There are big changes afoot in the investing world. The WSJ has a new series that examines the effects of cheap money, low interest rates, and the lengths (and risks) huge funds of investment money will take to find a return.
One lesson to remember is that investors never remember lessons. Expect more bubbles and more busts because the system clearly favor risks over wisdom and the speed of capital flows has never been greater.

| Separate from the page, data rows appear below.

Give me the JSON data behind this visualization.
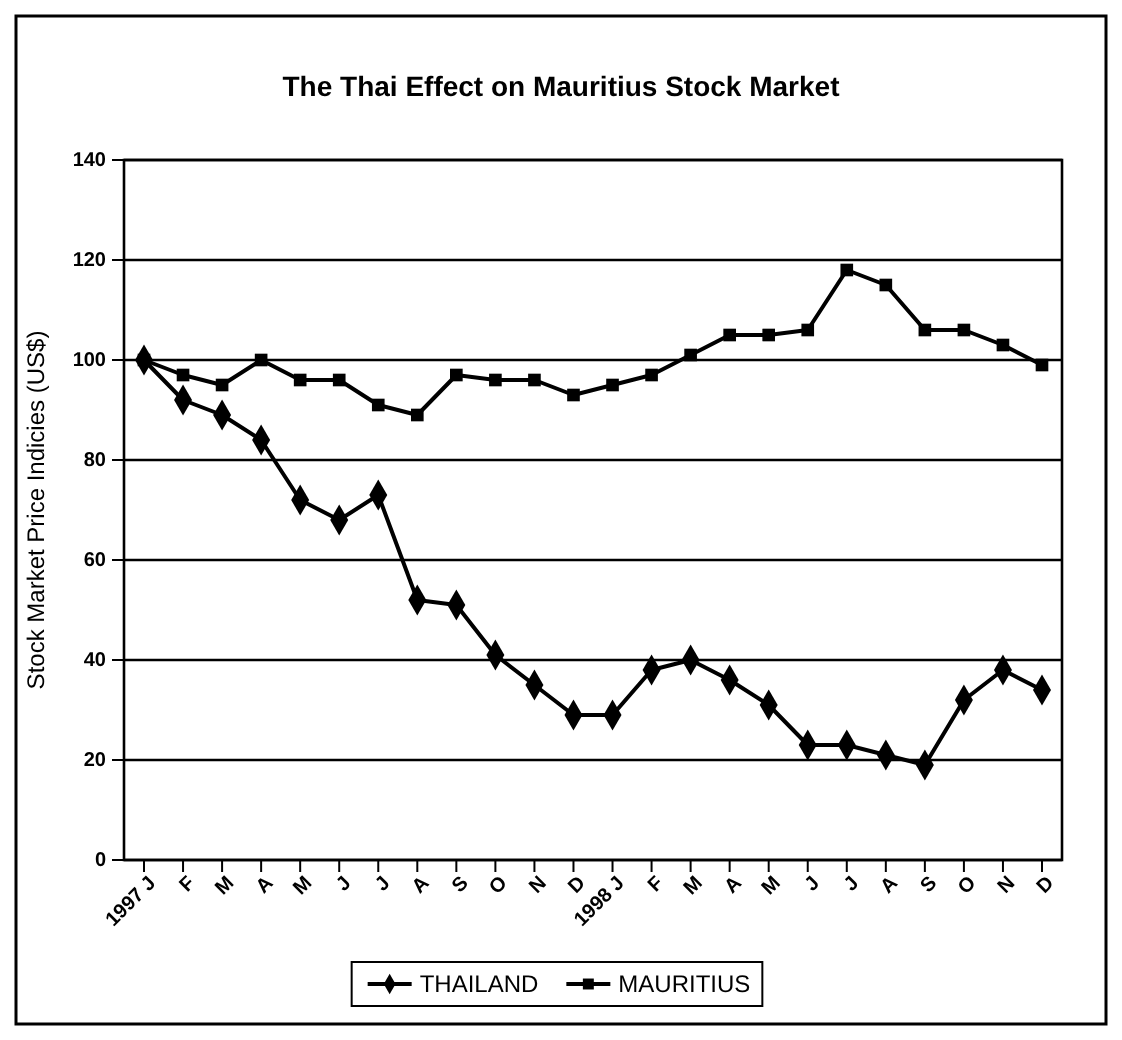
{
  "chart_data": {
    "type": "line",
    "title": "The Thai Effect on Mauritius Stock Market",
    "ylabel": "Stock Market Price Indicies (US$)",
    "categories": [
      "1997 J",
      "F",
      "M",
      "A",
      "M",
      "J",
      "J",
      "A",
      "S",
      "O",
      "N",
      "D",
      "1998 J",
      "F",
      "M",
      "A",
      "M",
      "J",
      "J",
      "A",
      "S",
      "O",
      "N",
      "D"
    ],
    "series": [
      {
        "name": "THAILAND",
        "color": "#000000",
        "marker": "diamond",
        "values": [
          100,
          92,
          89,
          84,
          72,
          68,
          73,
          52,
          51,
          41,
          35,
          29,
          29,
          38,
          40,
          36,
          31,
          23,
          23,
          21,
          19,
          32,
          38,
          34
        ]
      },
      {
        "name": "MAURITIUS",
        "color": "#000000",
        "marker": "square",
        "values": [
          100,
          97,
          95,
          100,
          96,
          96,
          91,
          89,
          97,
          96,
          96,
          93,
          95,
          97,
          101,
          105,
          105,
          106,
          118,
          115,
          106,
          106,
          103,
          99
        ]
      }
    ],
    "ylim": [
      0,
      140
    ],
    "yticks": [
      0,
      20,
      40,
      60,
      80,
      100,
      120,
      140
    ],
    "grid": "y",
    "legend": "bottom"
  }
}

Huge Flood of Capital to Invest
Spurs World-Wide Risk Taking
Corporate and Foreign Savings Chase Assets, Driving Prices Up, Keeping Returns Low
'A Global Game of Chicken'
November 3, 2005
A week after Hurricane Katrina, a defaulted loan backed by aging tugboats and barges in coastal Alabama came up for sale. Mooring Financial Corp., a firm that buys troubled loans at a discount, was interested, but couldn't determine how well the boats had survived the hurricane, or even whether their cash-starved owner had kept up the insurance on them. So Mooring bid just 50 to 55 cents on the dollar, figuring that was generous for such a dicey deal.
Instead, it lost out to a bidder who offered about 10 cents more on the dollar, says the Virginia firm's president, John Jacquemin. "We would have won this...one to two years ago," he says. "But in the current market, there are few, if any, 'ugly stepchildren' that fail to draw aggressive bids."